A movie really in line with my tastes 🙂
Not because of the bikes and the cool dudes. It has them, in spades xD, but what makes this screenplay very specific to my liking is the curiosity it shows about human differences, not generalizing, and how it takes the proper time for cinematic character-study’s due diligence.
That makes it a tricky film to recommend. If you expect it to be a crime drama with a postmodern sheen from the leather jackets, like ‘Goodfellas in choppers’, it’s not it. Also, if you expect the motorized theme to serve as an engine for a fast-paced film, nope, not that either.
However, the drama here is very strong and tastefully tapped into it. And the pacing is simultaneously ideal for what the screenplay set out to study as it is creative with its sudden time shifts (which are also important for our own relationship with the myths here deconstructed).
Look, I don’t care a bit for the cult of loud engines as proof of man’s exceptionalism. But, the power of cinema is capturing these raspy-sounding motors in motion, with confident-looking actors in them, and then using such framing to explore why were these men in need of external engines to pump their internal ones.
The Bikeriders has really good cinematography, costuming and art direction, that give the film the aesthetic it needs (and we were expecting from), but with a twist. Being interested in exploring the rise and fall of mythmaking, it’s important that these images exude an aura of gods down on earth playing in the mud. And then time shift to everyday normal life.
Add to that the jukebox soundtrack almost always playing (with the exception of those time shifts), and there is here a very intentional stylization on the surface of life-myth as a sum of greatest hits of epicness, chill and escapism. However, if you listen closely to the lyrics of some carefully chosen and positioned songs, you will notice a cry for help.

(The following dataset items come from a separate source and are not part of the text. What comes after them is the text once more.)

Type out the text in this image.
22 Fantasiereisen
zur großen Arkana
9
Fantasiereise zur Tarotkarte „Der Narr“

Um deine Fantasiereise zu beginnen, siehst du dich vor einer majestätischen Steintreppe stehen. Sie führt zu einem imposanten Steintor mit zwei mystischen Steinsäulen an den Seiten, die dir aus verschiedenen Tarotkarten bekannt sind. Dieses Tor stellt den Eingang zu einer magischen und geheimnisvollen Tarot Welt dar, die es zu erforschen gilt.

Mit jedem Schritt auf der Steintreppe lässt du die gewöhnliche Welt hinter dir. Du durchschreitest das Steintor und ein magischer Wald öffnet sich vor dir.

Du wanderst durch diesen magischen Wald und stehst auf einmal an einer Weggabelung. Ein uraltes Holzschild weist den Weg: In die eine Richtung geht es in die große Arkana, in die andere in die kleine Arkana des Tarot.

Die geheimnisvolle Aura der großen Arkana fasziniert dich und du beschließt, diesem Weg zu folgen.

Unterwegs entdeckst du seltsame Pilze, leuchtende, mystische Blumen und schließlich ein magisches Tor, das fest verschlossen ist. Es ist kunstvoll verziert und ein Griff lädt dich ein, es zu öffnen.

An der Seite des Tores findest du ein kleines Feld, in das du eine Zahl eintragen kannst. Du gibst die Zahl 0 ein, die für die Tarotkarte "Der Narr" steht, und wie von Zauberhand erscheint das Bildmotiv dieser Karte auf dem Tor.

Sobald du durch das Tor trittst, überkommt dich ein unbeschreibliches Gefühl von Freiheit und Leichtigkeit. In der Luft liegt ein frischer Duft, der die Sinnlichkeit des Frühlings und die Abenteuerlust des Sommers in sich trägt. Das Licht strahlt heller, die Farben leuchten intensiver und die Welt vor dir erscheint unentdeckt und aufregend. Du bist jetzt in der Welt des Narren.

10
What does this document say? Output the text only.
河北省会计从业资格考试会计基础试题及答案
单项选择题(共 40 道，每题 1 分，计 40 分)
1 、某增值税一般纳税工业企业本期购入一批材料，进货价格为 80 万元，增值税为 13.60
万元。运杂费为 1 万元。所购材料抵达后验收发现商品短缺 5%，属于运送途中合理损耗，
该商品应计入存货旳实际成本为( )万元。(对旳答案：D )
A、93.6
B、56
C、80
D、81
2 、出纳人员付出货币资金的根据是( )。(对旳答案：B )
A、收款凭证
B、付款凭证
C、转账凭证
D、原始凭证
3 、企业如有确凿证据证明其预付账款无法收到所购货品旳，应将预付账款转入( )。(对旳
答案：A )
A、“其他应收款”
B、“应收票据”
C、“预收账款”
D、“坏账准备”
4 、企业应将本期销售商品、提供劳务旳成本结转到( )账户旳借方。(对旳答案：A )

And that’s The Bikeriders in a nutshell: a cinematically textured object that is very interested in using its images to peer into its subjects’ souls. It works because the filmmakers are never judgmental about the biker expression and the biker lifestyle (the movie was inspired by a documentarian’s photo-book), and from that vital base they create frames from which to sequentially peel off the layers of externalization to reach motivation.
What individual and societal events (or non-events) happened in the lives of these ordinary men to motive them to self-identify with these extraordinary myths of masculinity? The movie even has the nuance of analysing different generations of externalizations and motivations.
Cut to Jodie Comer, playing the wife of one of these bikers describing some equally-carefully chosen events, and the study of the masculine myth this movie is attempting to do gains an extra non-generalized layer. She is fantastic in the role. Finally understood the hype surrounding her as an actress.
Tom Hardy is the best I’ve seen him in 10 years.
And Austin Butler… I mean… What the actual fuck… Him being aware of all this makes it even more uau.